Abe Lincoln Rock in Owsley County gains national recognition
A hidden sandstone Lincoln carved in southern Owsley County now sits in the Smithsonian’s art inventory, tying a local hillside landmark to a national record.

Abe Lincoln Rock now appears in the Smithsonian American Art Museum’s Inventories of American Painting and Sculpture, placing the Owsley County carving in a database that documents more than 400,000 artworks worldwide. For a landmark tucked into the hills near Booneville, that record gives a private piece of county memory a place in the country’s larger folk-art archive.
The sandstone bas-relief, carved into a boulder in the early 1930s, stands about 6 feet 4 inches tall, close to Abraham Lincoln’s actual height. Local lore says Granville Johnson, an itinerant peddler, stayed with the John Williams Sr. family while he recovered from illness and carved the image as a thank-you gift. Another strand of the story says Johnson claimed to be an Italian sculptor before leaving town, adding to the mystery that has followed the rock for decades.

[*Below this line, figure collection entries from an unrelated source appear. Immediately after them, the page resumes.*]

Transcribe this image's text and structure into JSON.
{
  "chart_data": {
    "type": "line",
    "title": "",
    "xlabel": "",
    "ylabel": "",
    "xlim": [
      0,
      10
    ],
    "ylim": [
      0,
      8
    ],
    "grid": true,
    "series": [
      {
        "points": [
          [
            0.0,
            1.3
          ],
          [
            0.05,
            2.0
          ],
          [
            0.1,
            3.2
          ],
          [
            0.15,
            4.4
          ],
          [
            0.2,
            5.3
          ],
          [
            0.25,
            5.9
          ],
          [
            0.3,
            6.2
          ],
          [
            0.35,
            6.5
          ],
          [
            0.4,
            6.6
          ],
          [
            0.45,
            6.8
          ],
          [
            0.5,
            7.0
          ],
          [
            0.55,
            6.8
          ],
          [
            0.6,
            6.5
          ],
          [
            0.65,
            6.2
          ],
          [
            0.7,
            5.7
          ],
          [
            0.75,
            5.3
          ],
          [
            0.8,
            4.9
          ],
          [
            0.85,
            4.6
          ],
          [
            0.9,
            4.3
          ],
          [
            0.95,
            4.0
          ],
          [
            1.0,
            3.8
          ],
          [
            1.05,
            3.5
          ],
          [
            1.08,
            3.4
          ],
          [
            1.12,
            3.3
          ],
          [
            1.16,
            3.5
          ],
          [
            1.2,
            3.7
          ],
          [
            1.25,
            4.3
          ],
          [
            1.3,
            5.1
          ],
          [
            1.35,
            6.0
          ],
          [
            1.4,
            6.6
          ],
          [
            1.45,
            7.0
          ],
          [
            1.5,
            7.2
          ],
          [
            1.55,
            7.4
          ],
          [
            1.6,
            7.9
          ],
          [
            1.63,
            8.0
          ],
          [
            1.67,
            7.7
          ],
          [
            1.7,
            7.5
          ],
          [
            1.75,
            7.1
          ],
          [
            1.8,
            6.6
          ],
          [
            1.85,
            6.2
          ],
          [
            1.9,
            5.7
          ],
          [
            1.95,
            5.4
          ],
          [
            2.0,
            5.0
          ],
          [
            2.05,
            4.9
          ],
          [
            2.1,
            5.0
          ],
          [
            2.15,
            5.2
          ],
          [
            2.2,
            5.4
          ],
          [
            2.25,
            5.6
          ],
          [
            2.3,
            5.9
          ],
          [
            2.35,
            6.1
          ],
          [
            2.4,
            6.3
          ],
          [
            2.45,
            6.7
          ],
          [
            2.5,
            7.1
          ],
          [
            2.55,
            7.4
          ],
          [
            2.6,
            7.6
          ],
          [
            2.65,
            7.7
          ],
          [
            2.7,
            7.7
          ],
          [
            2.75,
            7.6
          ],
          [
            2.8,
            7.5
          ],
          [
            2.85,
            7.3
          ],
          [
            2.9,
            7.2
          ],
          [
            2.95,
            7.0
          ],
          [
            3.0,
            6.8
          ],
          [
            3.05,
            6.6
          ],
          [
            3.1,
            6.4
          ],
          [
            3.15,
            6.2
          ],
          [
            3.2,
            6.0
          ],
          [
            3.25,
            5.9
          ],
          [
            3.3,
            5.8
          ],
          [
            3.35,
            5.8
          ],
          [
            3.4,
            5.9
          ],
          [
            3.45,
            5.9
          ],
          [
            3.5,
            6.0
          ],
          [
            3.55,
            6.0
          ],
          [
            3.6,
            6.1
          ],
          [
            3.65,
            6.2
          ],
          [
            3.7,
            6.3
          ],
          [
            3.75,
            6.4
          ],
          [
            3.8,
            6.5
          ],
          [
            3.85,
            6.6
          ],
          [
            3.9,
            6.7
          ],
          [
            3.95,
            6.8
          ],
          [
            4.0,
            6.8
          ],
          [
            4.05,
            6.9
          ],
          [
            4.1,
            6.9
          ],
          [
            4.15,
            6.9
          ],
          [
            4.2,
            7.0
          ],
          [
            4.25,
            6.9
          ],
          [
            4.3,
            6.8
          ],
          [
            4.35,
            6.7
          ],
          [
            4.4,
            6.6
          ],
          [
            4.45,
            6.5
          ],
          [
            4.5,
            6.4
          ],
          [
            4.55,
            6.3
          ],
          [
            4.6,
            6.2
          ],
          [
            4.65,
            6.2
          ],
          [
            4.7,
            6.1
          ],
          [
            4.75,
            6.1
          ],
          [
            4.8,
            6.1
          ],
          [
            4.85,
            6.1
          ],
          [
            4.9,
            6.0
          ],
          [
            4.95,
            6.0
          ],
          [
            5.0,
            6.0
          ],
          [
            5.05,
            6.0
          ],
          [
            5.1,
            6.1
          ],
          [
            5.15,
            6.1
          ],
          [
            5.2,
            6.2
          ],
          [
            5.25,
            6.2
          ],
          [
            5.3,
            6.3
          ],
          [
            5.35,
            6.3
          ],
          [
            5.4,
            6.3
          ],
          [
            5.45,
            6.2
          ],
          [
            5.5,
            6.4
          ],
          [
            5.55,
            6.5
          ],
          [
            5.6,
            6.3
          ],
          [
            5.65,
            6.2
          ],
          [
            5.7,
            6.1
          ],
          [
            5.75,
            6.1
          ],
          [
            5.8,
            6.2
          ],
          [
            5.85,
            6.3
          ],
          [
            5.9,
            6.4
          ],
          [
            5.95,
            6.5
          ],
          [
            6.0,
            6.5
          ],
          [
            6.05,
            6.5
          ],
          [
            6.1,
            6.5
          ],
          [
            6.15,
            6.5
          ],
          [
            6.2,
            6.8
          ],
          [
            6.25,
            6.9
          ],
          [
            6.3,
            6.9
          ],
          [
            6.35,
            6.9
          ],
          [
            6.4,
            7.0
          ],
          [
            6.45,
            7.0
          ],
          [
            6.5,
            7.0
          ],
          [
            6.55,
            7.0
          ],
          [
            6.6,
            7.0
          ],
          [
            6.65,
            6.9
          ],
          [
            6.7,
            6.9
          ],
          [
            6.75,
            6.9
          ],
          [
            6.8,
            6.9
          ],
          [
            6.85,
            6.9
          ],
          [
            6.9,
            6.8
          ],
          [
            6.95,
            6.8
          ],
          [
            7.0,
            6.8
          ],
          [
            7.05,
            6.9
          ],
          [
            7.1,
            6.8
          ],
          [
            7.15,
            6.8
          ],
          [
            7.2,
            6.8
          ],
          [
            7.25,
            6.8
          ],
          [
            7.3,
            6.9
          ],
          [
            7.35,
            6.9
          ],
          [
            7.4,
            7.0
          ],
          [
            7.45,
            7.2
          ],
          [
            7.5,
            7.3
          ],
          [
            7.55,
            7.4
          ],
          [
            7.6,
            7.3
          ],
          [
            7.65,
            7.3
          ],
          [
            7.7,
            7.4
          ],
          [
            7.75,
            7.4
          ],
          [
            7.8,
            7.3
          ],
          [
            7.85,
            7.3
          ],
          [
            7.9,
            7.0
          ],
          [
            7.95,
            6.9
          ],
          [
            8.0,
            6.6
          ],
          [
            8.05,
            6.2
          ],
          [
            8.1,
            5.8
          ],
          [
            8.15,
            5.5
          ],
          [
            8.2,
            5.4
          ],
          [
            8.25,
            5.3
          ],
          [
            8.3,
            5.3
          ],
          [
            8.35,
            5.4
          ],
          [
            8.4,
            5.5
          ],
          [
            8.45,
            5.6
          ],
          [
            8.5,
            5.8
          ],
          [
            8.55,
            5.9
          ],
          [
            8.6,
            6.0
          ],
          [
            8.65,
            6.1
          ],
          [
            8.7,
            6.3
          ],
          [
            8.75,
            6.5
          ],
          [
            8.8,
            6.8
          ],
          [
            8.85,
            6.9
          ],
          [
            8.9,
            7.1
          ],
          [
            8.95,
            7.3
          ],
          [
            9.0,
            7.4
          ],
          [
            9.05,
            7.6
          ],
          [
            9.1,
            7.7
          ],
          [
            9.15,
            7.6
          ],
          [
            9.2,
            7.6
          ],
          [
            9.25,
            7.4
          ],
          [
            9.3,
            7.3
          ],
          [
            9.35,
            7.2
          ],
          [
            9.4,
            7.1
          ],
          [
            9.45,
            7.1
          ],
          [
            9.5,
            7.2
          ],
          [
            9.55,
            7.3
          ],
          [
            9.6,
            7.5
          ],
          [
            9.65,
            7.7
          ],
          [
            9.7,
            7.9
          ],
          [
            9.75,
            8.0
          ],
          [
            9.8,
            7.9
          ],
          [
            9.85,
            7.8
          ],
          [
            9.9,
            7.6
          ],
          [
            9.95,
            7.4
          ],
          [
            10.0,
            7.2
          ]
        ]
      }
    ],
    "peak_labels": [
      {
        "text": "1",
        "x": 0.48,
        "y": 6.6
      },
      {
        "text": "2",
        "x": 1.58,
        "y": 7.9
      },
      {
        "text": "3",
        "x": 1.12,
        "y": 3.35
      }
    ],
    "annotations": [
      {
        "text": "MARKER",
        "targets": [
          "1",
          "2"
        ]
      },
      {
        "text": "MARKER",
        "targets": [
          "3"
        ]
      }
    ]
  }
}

The carving sits just off KY 846 in the Conkling area, about 500 feet up a mountain covered in kudzu vines. The route still crosses private property, and Wayne Gibson has said his family is willing to let visitors come through as long as the site is treated with care and there is no vandalism or littering. The Owsley County Fiscal Court discussed Abe Lincoln Rock at a June 12, 2023 meeting, including the possibility of moving it to a more accessible place, but officials judged that too difficult, too expensive and potentially damaging to the carving.
County stewardship has become part of the story. The county has acquired the sculpture and the surrounding acreage, a sign that local leaders see value in protecting the site even if access remains challenging. The Owsley County Public Library also keeps information on file in its history section, giving residents another place to trace the rock’s place in county memory.
That preservation debate lands in a county that is small even by rural Kentucky standards. Owsley County had 4,051 residents in the 2020 census and an estimated 3,932 on July 1, 2025. Census QuickFacts lists a 73.3% broadband subscription rate from 2020 to 2024 and a 35.1% disability rate among residents under 65, numbers that speak to the reach of geography and access in daily life.

In Conkling, Abe Lincoln Rock remains both a roadside curiosity and a marker of local identity, the kind of place where folk art, family lore and public stewardship all meet on the same hillside.